La révolte des cipayes

Construit sur du sable.

L’Inde chatoyante et mystérieuse, ses maharadjahs fastueux, ses trésors de Golconde, ses fakirs masochistes, ses charmeurs de serpents, ses tigres mangeurs d’hommes, ses saris colorés ont imprimé durant de longues décennies leurs empreintes sur l’imaginaire occidental qui, en 1954, s’étonnait encore de les avoir perdus en 1947 lors de la partition de l’Empire de Sa Majesté britannique. Distorsion fascinante entre certains aspects extraordinairement raffinés et situation de misère noire, entre grandeur passée d’une haute civilisation et apparente soumission de peuples colonisés depuis le milieu du 18ème siècle…

La révolte des cipayes se situe à peu près au milieu des deux siècles de domination britannique, lors d’une révolte des troupes indigènes, mutinerie qui fut suivie d’une révolte populaire, limitée au nord du sous-continent, qui fut écrasée avec l’aide des princes sikhs en 1858. Mais il ne faut pas attendre du film de Laszlo Benedek une leçon d’histoire, à peine une réflexion sur la présence anglaise : le film, très artisanal, est traité comme une série d’anecdotes un peu lourdement exposées. Elles mettent sur le devant de la scène le capitaine Jeff Claybourne (Rock Hudson), brillant officier apprécié de son chef, le colonel Morrow (Torin Thatcher) et aimé par la fille du chef, Vivian (Arlene Dahl).
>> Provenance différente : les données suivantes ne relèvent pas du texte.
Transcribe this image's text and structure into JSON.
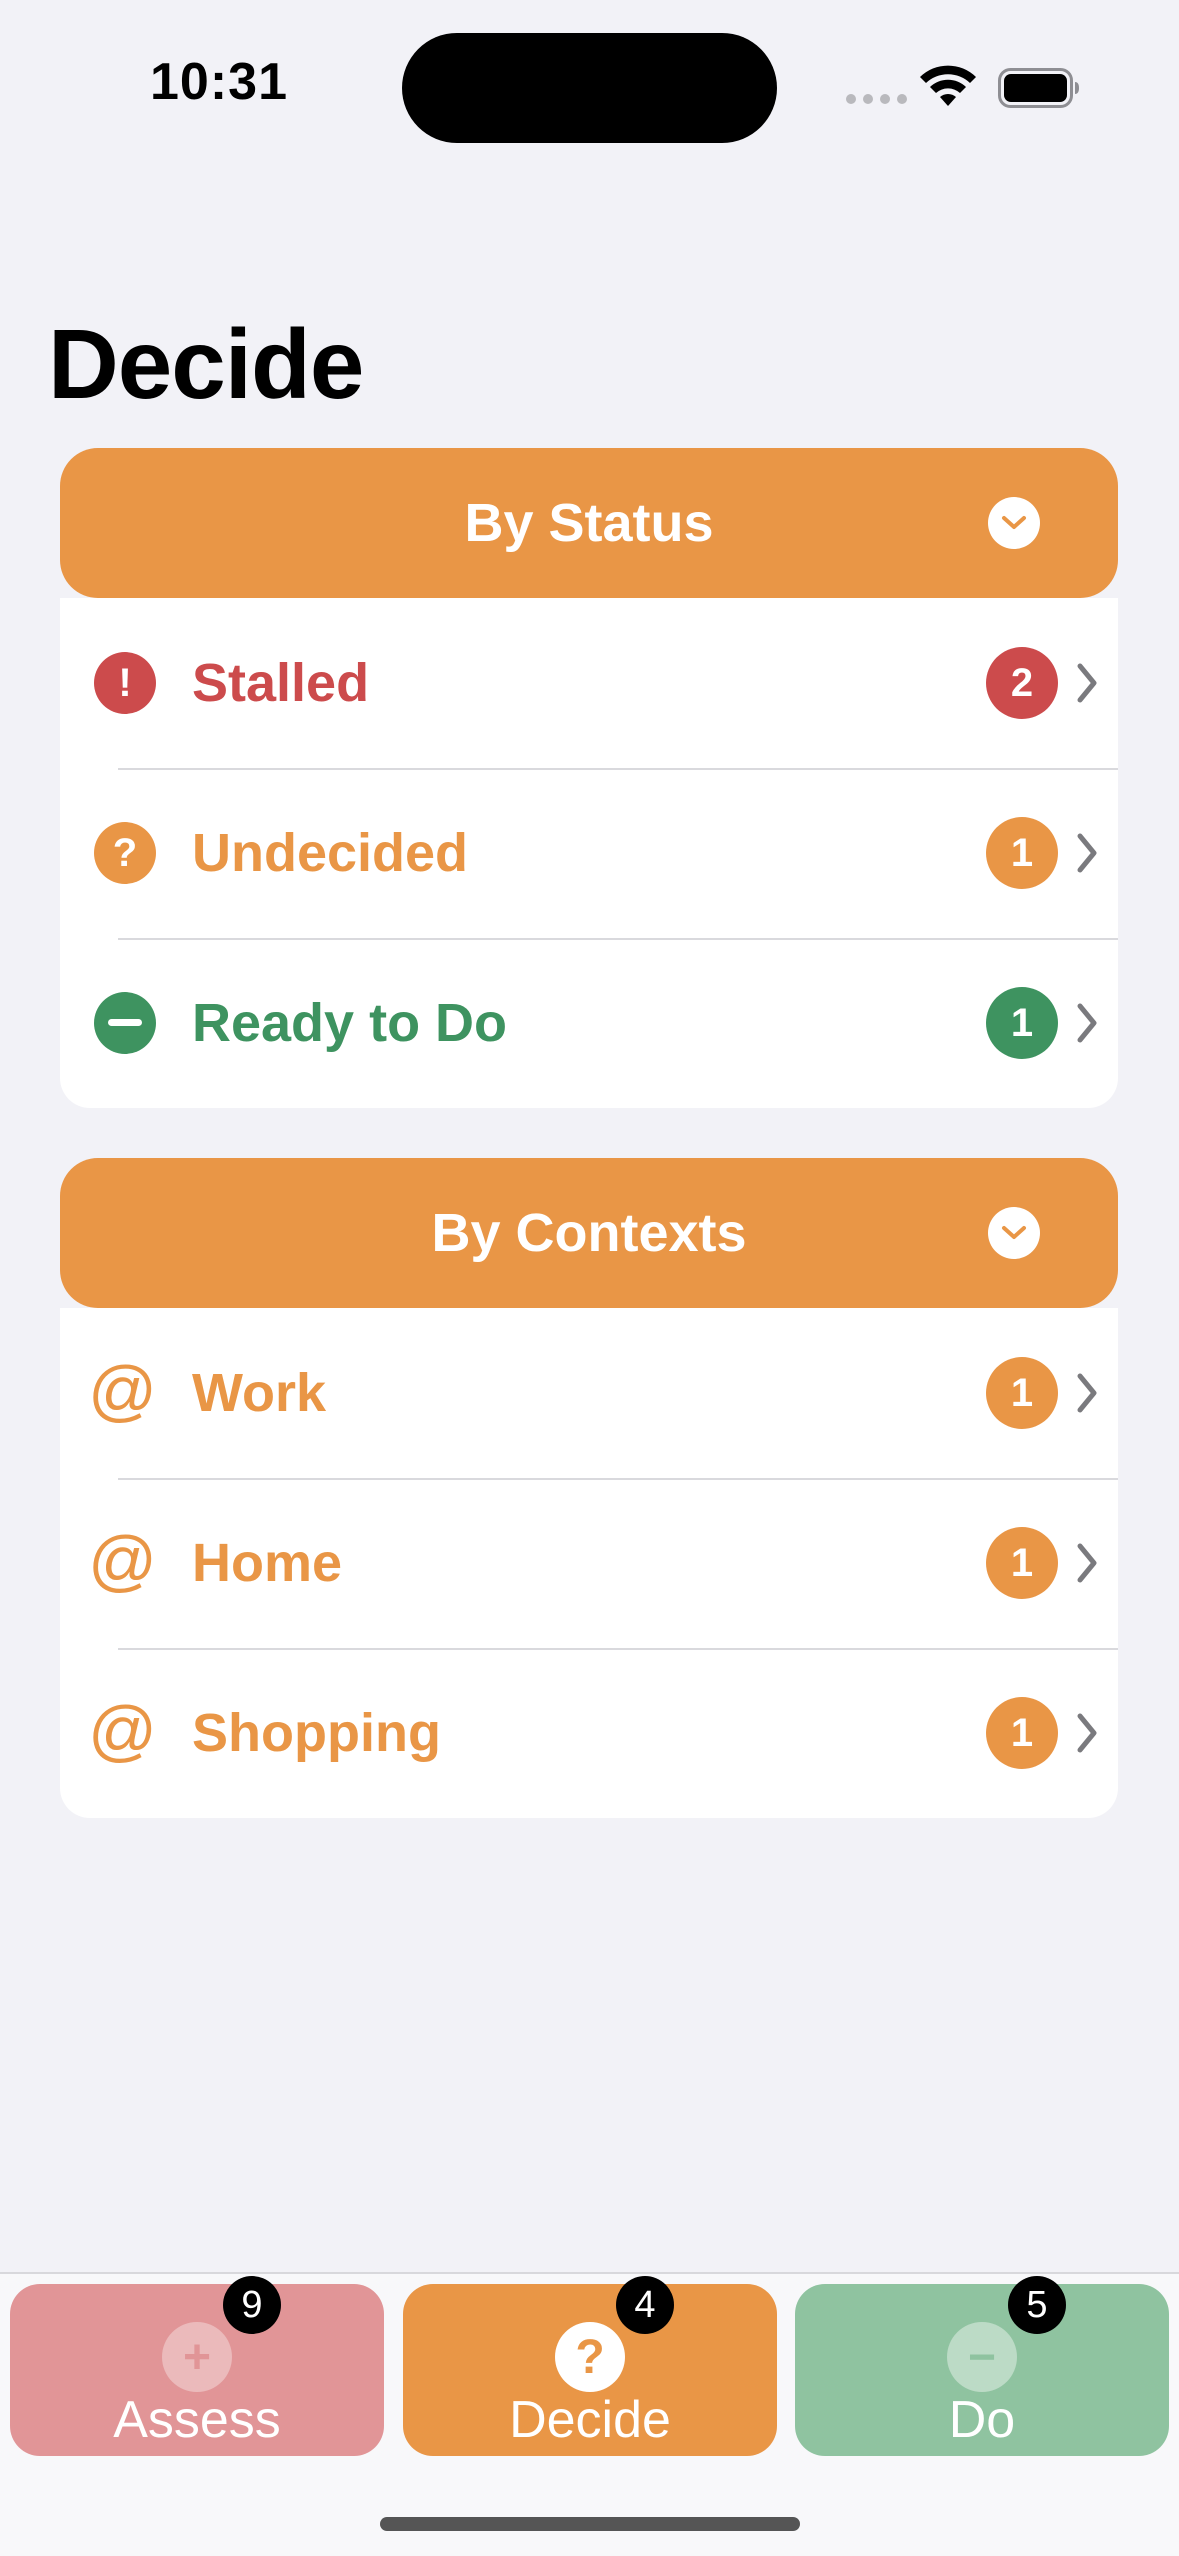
{
  "status_bar": {
    "time": "10:31"
  },
  "page": {
    "title": "Decide"
  },
  "colors": {
    "accent": "#e99646",
    "stalled": "#cc4b4c",
    "undecided": "#e99646",
    "ready": "#3e9360",
    "assess_tab": "#e19597",
    "decide_tab": "#e99646",
    "do_tab": "#8fc3a0"
  },
  "sections": {
    "status": {
      "label": "By Status",
      "rows": [
        {
          "label": "Stalled",
          "count": "2",
          "icon": "exclamation-icon",
          "glyph": "!"
        },
        {
          "label": "Undecided",
          "count": "1",
          "icon": "question-icon",
          "glyph": "?"
        },
        {
          "label": "Ready to Do",
          "count": "1",
          "icon": "minus-icon",
          "glyph": ""
        }
      ]
    },
    "contexts": {
      "label": "By Contexts",
      "rows": [
        {
          "label": "Work",
          "count": "1",
          "icon": "at-icon",
          "glyph": "@"
        },
        {
          "label": "Home",
          "count": "1",
          "icon": "at-icon",
          "glyph": "@"
        },
        {
          "label": "Shopping",
          "count": "1",
          "icon": "at-icon",
          "glyph": "@"
        }
      ]
    }
  },
  "tabs": [
    {
      "label": "Assess",
      "badge": "9",
      "icon": "plus-icon",
      "glyph": "+"
    },
    {
      "label": "Decide",
      "badge": "4",
      "icon": "question-icon",
      "glyph": "?"
    },
    {
      "label": "Do",
      "badge": "5",
      "icon": "minus-icon",
      "glyph": "−"
    }
  ]
}
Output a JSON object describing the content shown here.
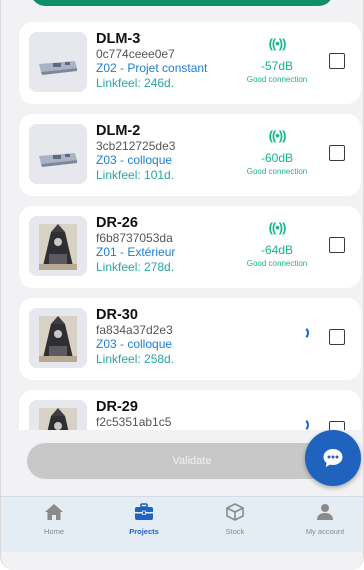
{
  "devices": [
    {
      "name": "DLM-3",
      "mac": "0c774ceee0e7",
      "project": "Z02 - Projet constant",
      "linkfeel": "Linkfeel: 246d.",
      "signal_db": "-57dB",
      "signal_quality": "Good connection",
      "status": "signal",
      "checked": false
    },
    {
      "name": "DLM-2",
      "mac": "3cb212725de3",
      "project": "Z03 - colloque",
      "linkfeel": "Linkfeel: 101d.",
      "signal_db": "-60dB",
      "signal_quality": "Good connection",
      "status": "signal",
      "checked": false
    },
    {
      "name": "DR-26",
      "mac": "f6b8737053da",
      "project": "Z01 - Extérieur",
      "linkfeel": "Linkfeel: 278d.",
      "signal_db": "-64dB",
      "signal_quality": "Good connection",
      "status": "signal",
      "checked": false
    },
    {
      "name": "DR-30",
      "mac": "fa834a37d2e3",
      "project": "Z03 - colloque",
      "linkfeel": "Linkfeel: 258d.",
      "status": "loading",
      "checked": false
    },
    {
      "name": "DR-29",
      "mac": "f2c5351ab1c5",
      "status": "loading",
      "checked": false
    }
  ],
  "signal_icon": "((•))",
  "validate_label": "Validate",
  "chat_fab_icon": "chat-bubble-icon",
  "tabs": [
    {
      "label": "Home",
      "icon": "home-icon",
      "active": false
    },
    {
      "label": "Projects",
      "icon": "briefcase-icon",
      "active": true
    },
    {
      "label": "Stock",
      "icon": "box-icon",
      "active": false
    },
    {
      "label": "My account",
      "icon": "user-icon",
      "active": false
    }
  ],
  "colors": {
    "accent": "#1f63be",
    "signal": "#19b58f",
    "project": "#1e7fd0",
    "linkfeel": "#27a6a0",
    "top_strip": "#0e8f6a"
  }
}
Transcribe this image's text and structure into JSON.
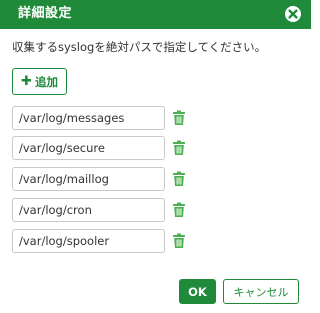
{
  "dialog": {
    "title": "詳細設定",
    "instruction": "収集するsyslogを絶対パスで指定してください。",
    "add_button_label": "追加",
    "paths": [
      "/var/log/messages",
      "/var/log/secure",
      "/var/log/maillog",
      "/var/log/cron",
      "/var/log/spooler"
    ],
    "ok_label": "OK",
    "cancel_label": "キャンセル"
  },
  "icons": {
    "close": "close-icon",
    "add": "plus-icon",
    "delete": "trash-icon"
  },
  "colors": {
    "accent": "#1f8a3a",
    "trash": "#4caf50",
    "input_border": "#c9c9c9",
    "text": "#333333"
  }
}
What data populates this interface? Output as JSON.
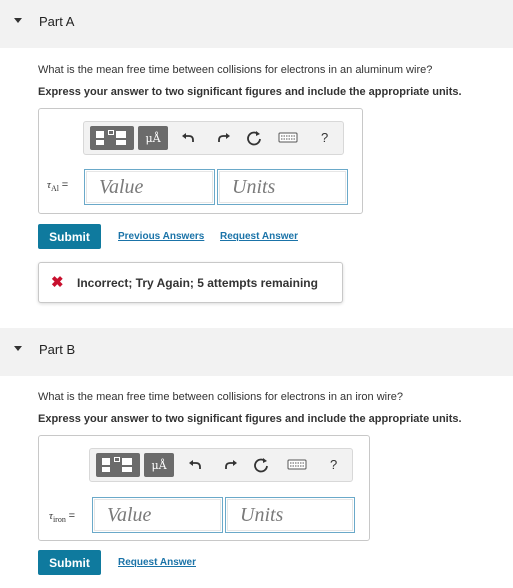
{
  "part_a": {
    "title": "Part A",
    "question": "What is the mean free time between collisions for electrons in an aluminum wire?",
    "instruction": "Express your answer to two significant figures and include the appropriate units.",
    "var_symbol": "τ",
    "var_sub": "Al",
    "var_eq": "=",
    "value_placeholder": "Value",
    "units_placeholder": "Units",
    "submit_label": "Submit",
    "previous_answers_label": "Previous Answers",
    "request_answer_label": "Request Answer",
    "feedback_icon": "✖",
    "feedback_text": "Incorrect; Try Again; 5 attempts remaining"
  },
  "part_b": {
    "title": "Part B",
    "question": "What is the mean free time between collisions for electrons in an iron wire?",
    "instruction": "Express your answer to two significant figures and include the appropriate units.",
    "var_symbol": "τ",
    "var_sub": "iron",
    "var_eq": "=",
    "value_placeholder": "Value",
    "units_placeholder": "Units",
    "submit_label": "Submit",
    "request_answer_label": "Request Answer"
  },
  "toolbar": {
    "mu_label": "μÅ",
    "undo_icon": "undo-icon",
    "redo_icon": "redo-icon",
    "reset_icon": "reset-icon",
    "keyboard_icon": "keyboard-icon",
    "help_label": "?"
  },
  "colors": {
    "header_bg": "#f2f2f2",
    "submit_bg": "#0f7a9e",
    "link": "#1a73a8",
    "error": "#c8102e",
    "input_border": "#6aa9c9"
  }
}
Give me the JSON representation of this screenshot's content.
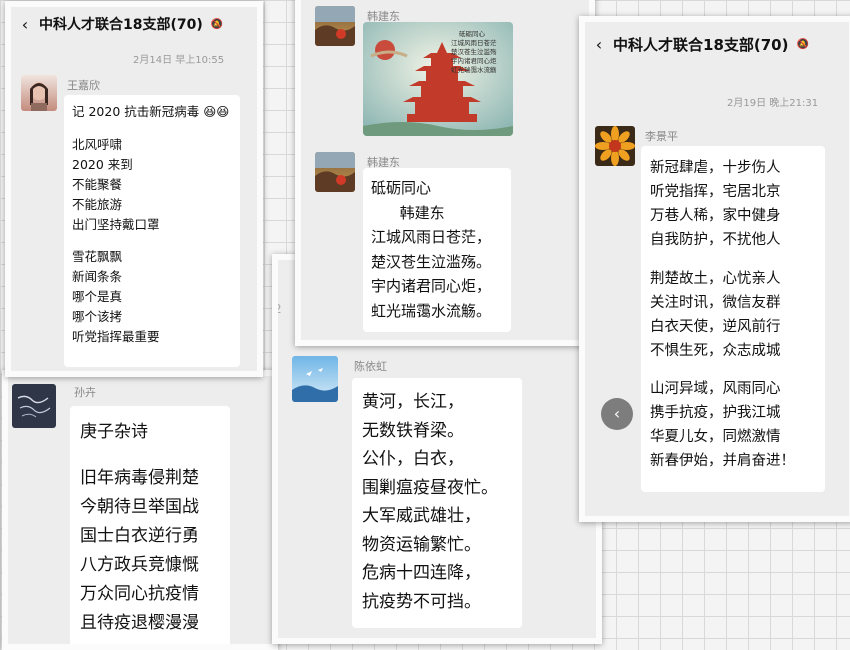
{
  "palette": {
    "bubble": "#ffffff",
    "chat_bg": "#ededed",
    "name_gray": "#888888",
    "nav_button": "#7d7d7d"
  },
  "icons": {
    "back": "chevron-left-icon",
    "mute": "bell-off-icon",
    "next": "chevron-left-icon"
  },
  "left_top": {
    "title": "中科人才联合18支部(70)",
    "time": "2月14日 早上10:55",
    "sender": "王嘉欣",
    "lines": [
      "记 2020 抗击新冠病毒 😆😆",
      "",
      "北风呼啸",
      "2020 来到",
      "不能聚餐",
      "不能旅游",
      "出门坚持戴口罩",
      "",
      "雪花飘飘",
      "新闻条条",
      "哪个是真",
      "哪个该拷",
      "听党指挥最重要"
    ]
  },
  "left_bottom": {
    "sender": "孙卉",
    "lines": [
      "庚子杂诗",
      "",
      "旧年病毒侵荆楚",
      "今朝待旦举国战",
      "国士白衣逆行勇",
      "八方政兵竞慷慨",
      "万众同心抗疫情",
      "且待疫退樱漫漫"
    ]
  },
  "middle_top": {
    "sender_image": "韩建东",
    "image_text": [
      "砥砺同心",
      "江城风雨日苍茫",
      "楚汉苍生泣滥殇",
      "宇内诸君同心炬",
      "虹光瑞霭水流觞"
    ],
    "sender_text": "韩建东",
    "lines": [
      "砥砺同心",
      "      韩建东",
      "江城风雨日苍茫，",
      "楚汉苍生泣滥殇。",
      "宇内诸君同心炬，",
      "虹光瑞霭水流觞。"
    ]
  },
  "middle_bottom": {
    "sender": "陈依虹",
    "lines": [
      "黄河，长江，",
      "无数铁脊梁。",
      "公仆，白衣，",
      "围剿瘟疫昼夜忙。",
      "大军威武雄壮，",
      "物资运输繁忙。",
      "危病十四连降，",
      "抗疫势不可挡。"
    ]
  },
  "right": {
    "title": "中科人才联合18支部(70)",
    "time": "2月19日 晚上21:31",
    "sender": "李景平",
    "lines": [
      "新冠肆虐，十步伤人",
      "听党指挥，宅居北京",
      "万巷人稀，家中健身",
      "自我防护，不扰他人",
      "",
      "荆楚故土，心忧亲人",
      "关注时讯，微信友群",
      "白衣天使，逆风前行",
      "不惧生死，众志成城",
      "",
      "山河异域，风雨同心",
      "携手抗疫，护我江城",
      "华夏儿女，同燃激情",
      "新春伊始，并肩奋进！"
    ]
  },
  "fragments": {
    "left_edge_1": "2",
    "left_edge_2": ":0"
  }
}
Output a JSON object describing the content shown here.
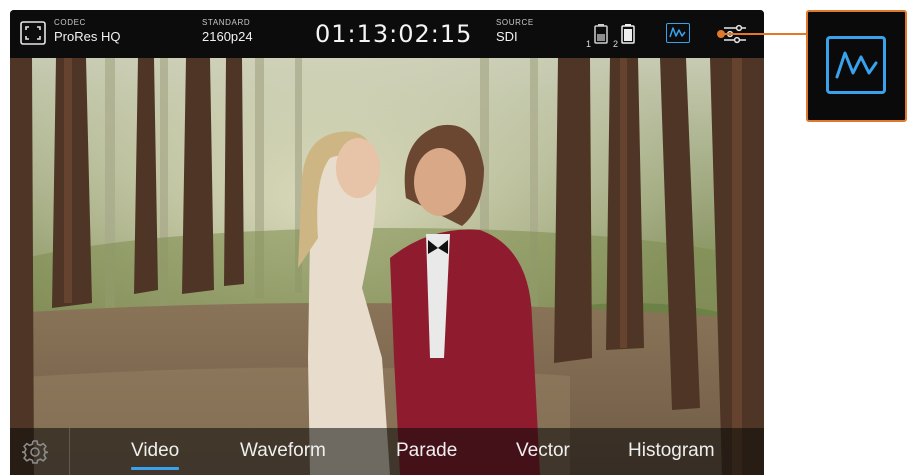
{
  "status_bar": {
    "codec": {
      "label": "CODEC",
      "value": "ProRes HQ"
    },
    "standard": {
      "label": "STANDARD",
      "value": "2160p24"
    },
    "timecode": "01:13:02:15",
    "source": {
      "label": "SOURCE",
      "value": "SDI"
    },
    "batteries": [
      {
        "slot": "1",
        "icon": "battery-icon"
      },
      {
        "slot": "2",
        "icon": "battery-icon"
      }
    ],
    "scope_button_icon": "waveform-icon",
    "settings_icon": "sliders-icon"
  },
  "tabs": [
    {
      "label": "Video",
      "active": true
    },
    {
      "label": "Waveform",
      "active": false
    },
    {
      "label": "Parade",
      "active": false
    },
    {
      "label": "Vector",
      "active": false
    },
    {
      "label": "Histogram",
      "active": false
    }
  ],
  "settings_button_icon": "gear-icon",
  "callout": {
    "icon": "waveform-icon"
  },
  "colors": {
    "accent": "#3aa2ec",
    "callout": "#e07a2a",
    "bar": "#0c0c0c"
  }
}
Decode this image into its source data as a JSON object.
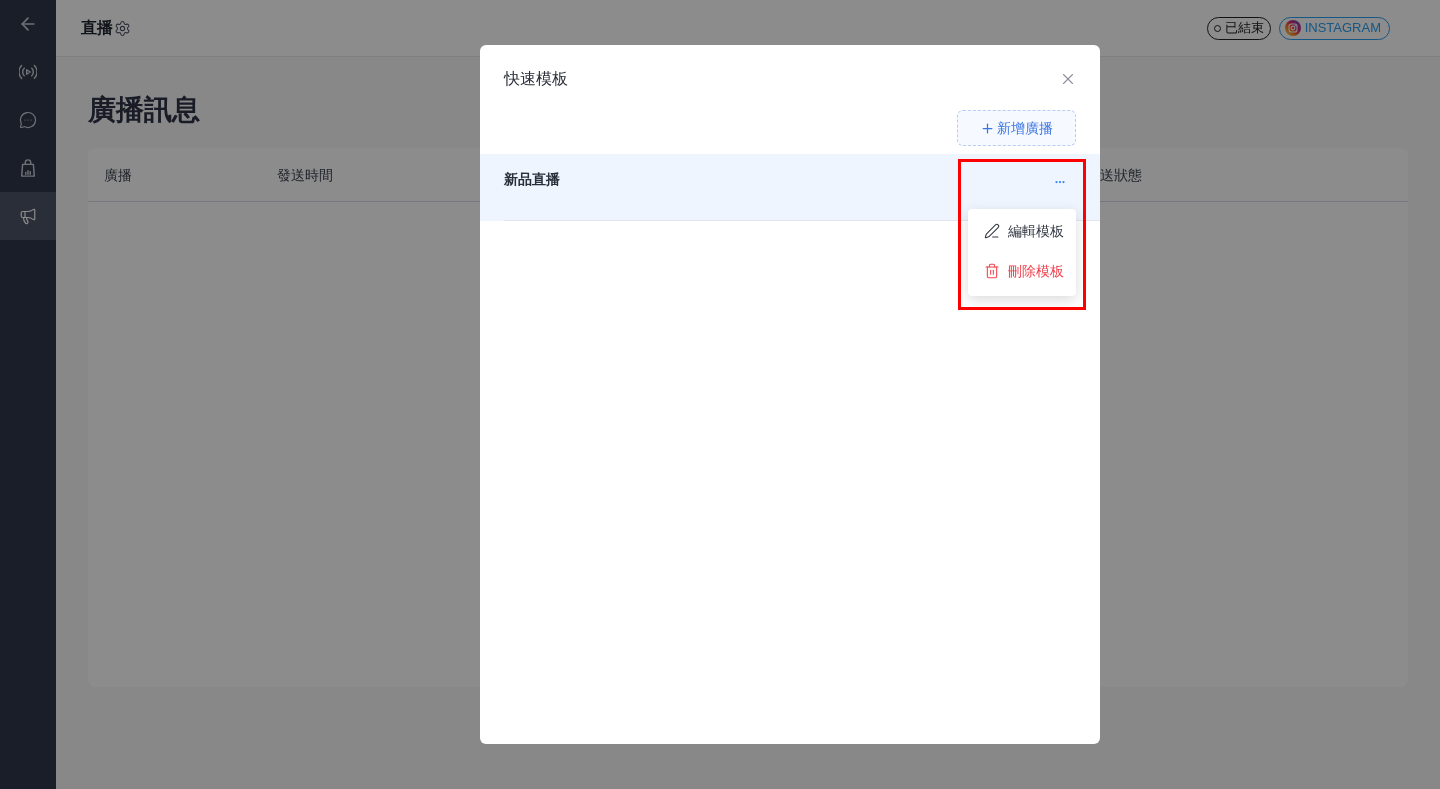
{
  "sidebar": {
    "items": [
      {
        "kind": "back",
        "selected": false
      },
      {
        "kind": "live",
        "selected": false
      },
      {
        "kind": "chat",
        "selected": false
      },
      {
        "kind": "shop",
        "selected": false
      },
      {
        "kind": "broadcast",
        "selected": true
      }
    ]
  },
  "header": {
    "title": "直播",
    "status_badge": "已結束",
    "platform_badge": "INSTAGRAM"
  },
  "page": {
    "title": "廣播訊息",
    "table": {
      "columns": [
        "廣播",
        "發送時間",
        "送狀態"
      ]
    }
  },
  "modal": {
    "title": "快速模板",
    "add_button": "新增廣播",
    "templates": [
      {
        "name": "新品直播",
        "selected": true,
        "expanded": true,
        "menu": [
          {
            "kind": "edit",
            "label": "編輯模板"
          },
          {
            "kind": "delete",
            "label": "刪除模板"
          }
        ]
      }
    ]
  },
  "annotation": {
    "kind": "frame"
  }
}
Lors de l’attaque d’un poste rebelle, Claybourne, pour sauver ses soldats indigènes, désobéit aux ordres, recueille la reconnaissance de ses cipayes, mais est contraint de démissionner de l’armée. Il laisse le champ libre pour la main de Vivian à son rival le capitaine Blaine (Dan O’Herlihy) qui s’est lâchement abstenu de lui porter secours lors de l’algarade précitée.

Claybourne demeure toutefois en Inde, devient quelque chose comme chasseur de fauves et manque d’être recruté, pour entraîner sa garde personnelle, par le rajah Karam (Arnold Moss). Celui-ci, apparemment soumis aux Anglais, est en fait un faux derche qui fomente fiévreusement la révolte et, au jour venu, commence à semer la mort et la désolation.

Bon. Je ne vais pas tout raconter : on devine qu’après mille péripéties (au demeurant peu sanglantes : en 1954, aux États-Unis, on n’effarouche pas le spectateur) et quelques combats acharnés Clayburne/Hudson arrangera tout ça, ira chercher au fin fond d’un marais le colonel et sa fille, qui se sont réfugiés là pour fuir la rébellion, tuera le méchant rajah félon et recevra le salut déférent de Furan Singh (Michael Ansara) qui est quelque chose comme l’adjudant-chef des cipayes qui lui sont demeurés fidèles. Singh, les yeux dans les yeux, lui demandera néanmoins quand l’Inde recouvrera son indépendance et, les yeux dans les yeux mêmement, Claybourne lui répondra amicalement Un jour….

Ce gentil pathos ne serait pas dérangeant si le film était bon ; il ne l’est pas : languissant et sans rythme, malgré les nombreuses aventures décrites, il est aussi terne. Et surtout il semble fauché, comme s’il était tourné en studio. Je sais bien que la chasse au tigre dans la savane, l’expédition dans les marais brumeux apportent quelques éléments enjoués, mais tout le reste fait un peu minable, poussiéreux, mesquin. Il y a par exemple une danse rituelle interprétée par deux clampins, qui fait peine à voir (surtout lorsqu’on a en mémoire la charge érotique déployée par Debra Paget dans les deux films de Fritz LangLe tigre du Bengale et Le tombeau hindou. Le palais du rajah n’a rien de féérique et les réceptions sont parcimonieuses.

Le jeu de Rock Hudson est d’une grande banalité, Arlene Dahl est parfaitement insignifiante et tout le reste de la distribution est tombé dans l’oubli…

J’avais le très vague souvenir d’avoir vu ça avant les dix ans ; j’aurais dû m’en tenir là.